Propuseram-se inúmeras teorias, mas talvez a medalha de ouro fique ao pescoço dos ET. Sucederam-se explicações atabalhoadas porque qualquer teoria da conspiração carece de ruído e acaba sempre por desabar perante a pergunta «quem afinal sabe do assunto?». Não vale a pena perder tempo com elas e prossigamos por isso com o que importa.

O espaço, uma das derradeiras fronteiras. Podemos situá-las onde quer que o conhecimento se desvaneça. São muitas estas zonas e qualquer leitura dos clássicos irá dar-nos pistas semelhantes em mais de dois milénios de boa tradição escrita. As perguntas que importam atravessaram a antiguidade, a idade média, o renascimento, o iluminismo e demais idades da humanidade.
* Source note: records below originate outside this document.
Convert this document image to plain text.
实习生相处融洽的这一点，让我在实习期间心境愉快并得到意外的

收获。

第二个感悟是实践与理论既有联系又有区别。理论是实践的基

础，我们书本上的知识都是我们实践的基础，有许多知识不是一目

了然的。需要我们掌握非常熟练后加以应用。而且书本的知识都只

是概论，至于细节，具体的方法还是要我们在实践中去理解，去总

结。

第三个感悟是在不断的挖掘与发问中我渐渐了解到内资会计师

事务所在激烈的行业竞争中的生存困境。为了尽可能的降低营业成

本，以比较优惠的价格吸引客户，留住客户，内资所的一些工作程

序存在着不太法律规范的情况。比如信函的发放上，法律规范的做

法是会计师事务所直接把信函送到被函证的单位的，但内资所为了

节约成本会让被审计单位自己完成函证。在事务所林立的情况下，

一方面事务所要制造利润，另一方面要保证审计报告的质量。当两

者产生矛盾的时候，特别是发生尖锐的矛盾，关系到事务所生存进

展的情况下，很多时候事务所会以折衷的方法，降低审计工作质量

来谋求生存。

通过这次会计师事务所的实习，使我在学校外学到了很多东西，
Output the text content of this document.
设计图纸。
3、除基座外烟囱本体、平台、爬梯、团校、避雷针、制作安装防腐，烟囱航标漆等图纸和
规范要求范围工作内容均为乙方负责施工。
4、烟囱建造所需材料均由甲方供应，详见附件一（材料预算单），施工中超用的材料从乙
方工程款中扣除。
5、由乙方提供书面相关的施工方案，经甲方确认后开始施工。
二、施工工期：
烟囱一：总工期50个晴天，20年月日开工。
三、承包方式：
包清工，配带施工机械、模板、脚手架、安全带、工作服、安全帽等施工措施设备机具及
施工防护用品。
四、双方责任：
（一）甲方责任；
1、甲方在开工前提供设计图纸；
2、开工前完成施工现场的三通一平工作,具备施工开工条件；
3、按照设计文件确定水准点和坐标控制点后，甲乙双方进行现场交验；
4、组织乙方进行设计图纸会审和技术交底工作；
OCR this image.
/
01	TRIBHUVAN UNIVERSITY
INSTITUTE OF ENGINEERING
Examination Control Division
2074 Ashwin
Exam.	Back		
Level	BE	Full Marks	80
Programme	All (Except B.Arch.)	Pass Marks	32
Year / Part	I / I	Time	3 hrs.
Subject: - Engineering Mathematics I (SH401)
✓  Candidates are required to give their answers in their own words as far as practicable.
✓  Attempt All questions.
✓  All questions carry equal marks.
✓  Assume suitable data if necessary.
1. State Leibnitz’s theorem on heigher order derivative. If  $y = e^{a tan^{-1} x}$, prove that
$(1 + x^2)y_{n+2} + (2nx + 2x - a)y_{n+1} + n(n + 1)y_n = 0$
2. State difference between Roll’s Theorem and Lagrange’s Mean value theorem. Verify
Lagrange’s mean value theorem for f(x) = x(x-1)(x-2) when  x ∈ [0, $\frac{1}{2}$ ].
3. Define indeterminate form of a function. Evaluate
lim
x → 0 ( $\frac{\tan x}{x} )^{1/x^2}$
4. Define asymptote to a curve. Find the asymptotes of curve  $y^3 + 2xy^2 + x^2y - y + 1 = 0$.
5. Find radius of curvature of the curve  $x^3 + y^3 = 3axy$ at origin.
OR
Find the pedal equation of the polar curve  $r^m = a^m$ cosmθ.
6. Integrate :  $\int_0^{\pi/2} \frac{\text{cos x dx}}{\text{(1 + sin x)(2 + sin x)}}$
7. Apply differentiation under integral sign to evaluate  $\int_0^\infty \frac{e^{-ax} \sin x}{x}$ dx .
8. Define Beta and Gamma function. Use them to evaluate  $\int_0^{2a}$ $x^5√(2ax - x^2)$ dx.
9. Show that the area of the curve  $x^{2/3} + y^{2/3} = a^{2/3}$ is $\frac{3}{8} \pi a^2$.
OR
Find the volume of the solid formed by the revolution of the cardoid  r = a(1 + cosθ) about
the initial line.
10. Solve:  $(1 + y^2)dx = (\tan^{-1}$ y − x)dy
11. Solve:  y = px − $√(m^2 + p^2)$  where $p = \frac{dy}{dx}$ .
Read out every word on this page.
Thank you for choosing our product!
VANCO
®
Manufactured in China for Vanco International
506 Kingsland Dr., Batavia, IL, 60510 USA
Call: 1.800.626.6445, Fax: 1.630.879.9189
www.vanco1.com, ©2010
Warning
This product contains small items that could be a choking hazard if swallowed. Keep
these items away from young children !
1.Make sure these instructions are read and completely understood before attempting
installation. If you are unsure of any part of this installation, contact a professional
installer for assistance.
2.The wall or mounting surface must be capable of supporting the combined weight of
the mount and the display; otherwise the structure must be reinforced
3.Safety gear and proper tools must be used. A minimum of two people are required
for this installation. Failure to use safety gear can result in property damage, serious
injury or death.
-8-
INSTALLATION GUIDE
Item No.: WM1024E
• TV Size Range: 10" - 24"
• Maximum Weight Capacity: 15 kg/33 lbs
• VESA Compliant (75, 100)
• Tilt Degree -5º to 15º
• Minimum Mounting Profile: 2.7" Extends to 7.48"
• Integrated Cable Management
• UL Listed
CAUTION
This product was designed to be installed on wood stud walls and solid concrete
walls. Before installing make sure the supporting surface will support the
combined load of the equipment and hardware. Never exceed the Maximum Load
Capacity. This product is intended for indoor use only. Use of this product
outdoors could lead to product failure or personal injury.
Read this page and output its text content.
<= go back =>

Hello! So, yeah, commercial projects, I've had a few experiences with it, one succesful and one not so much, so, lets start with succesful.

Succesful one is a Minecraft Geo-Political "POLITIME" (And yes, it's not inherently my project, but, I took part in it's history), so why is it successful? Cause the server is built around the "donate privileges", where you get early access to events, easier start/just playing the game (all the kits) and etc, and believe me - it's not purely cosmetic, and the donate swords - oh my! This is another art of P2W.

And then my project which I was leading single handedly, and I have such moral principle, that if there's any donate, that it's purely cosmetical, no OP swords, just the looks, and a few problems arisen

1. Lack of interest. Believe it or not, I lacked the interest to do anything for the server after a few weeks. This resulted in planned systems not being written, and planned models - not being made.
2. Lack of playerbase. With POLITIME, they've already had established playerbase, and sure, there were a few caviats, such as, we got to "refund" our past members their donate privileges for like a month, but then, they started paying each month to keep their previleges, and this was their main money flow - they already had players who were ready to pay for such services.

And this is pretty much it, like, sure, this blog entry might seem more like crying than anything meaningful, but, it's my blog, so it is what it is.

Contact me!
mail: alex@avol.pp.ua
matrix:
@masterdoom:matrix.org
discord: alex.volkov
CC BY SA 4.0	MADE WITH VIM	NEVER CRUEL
Quem somos afinal? Se olharmos para cima iremos saber mais?

O espaço, que iludindo, não ilude. As ideias de desinvestimento em programas espaciais caem no chão telúrico da Terra perante o facto consagrado e fazem-nos deixar de questionar a valia de um colosso como o James Webb. Venham mais orçamentos multiplicados que os acolheremos com gosto, pois as respostas acertadas não têm preço.

O espaço, já aqui ao lado. Al Gore, quando divulgava o seu Verdade Inconveniente, dizia que os céus estavam a uma hora daqui. Uma hora para cima numa velocidade de cruzeiro em auto-estrada coloca-nos acima da Linha de Kármán, um consenso teórico. Abaixo dela está a maioria da atmosfera, muito mais ténue do que pensamos. A analogia da casca da maçã serve perfeitamente para ilustrar o ar da Terra.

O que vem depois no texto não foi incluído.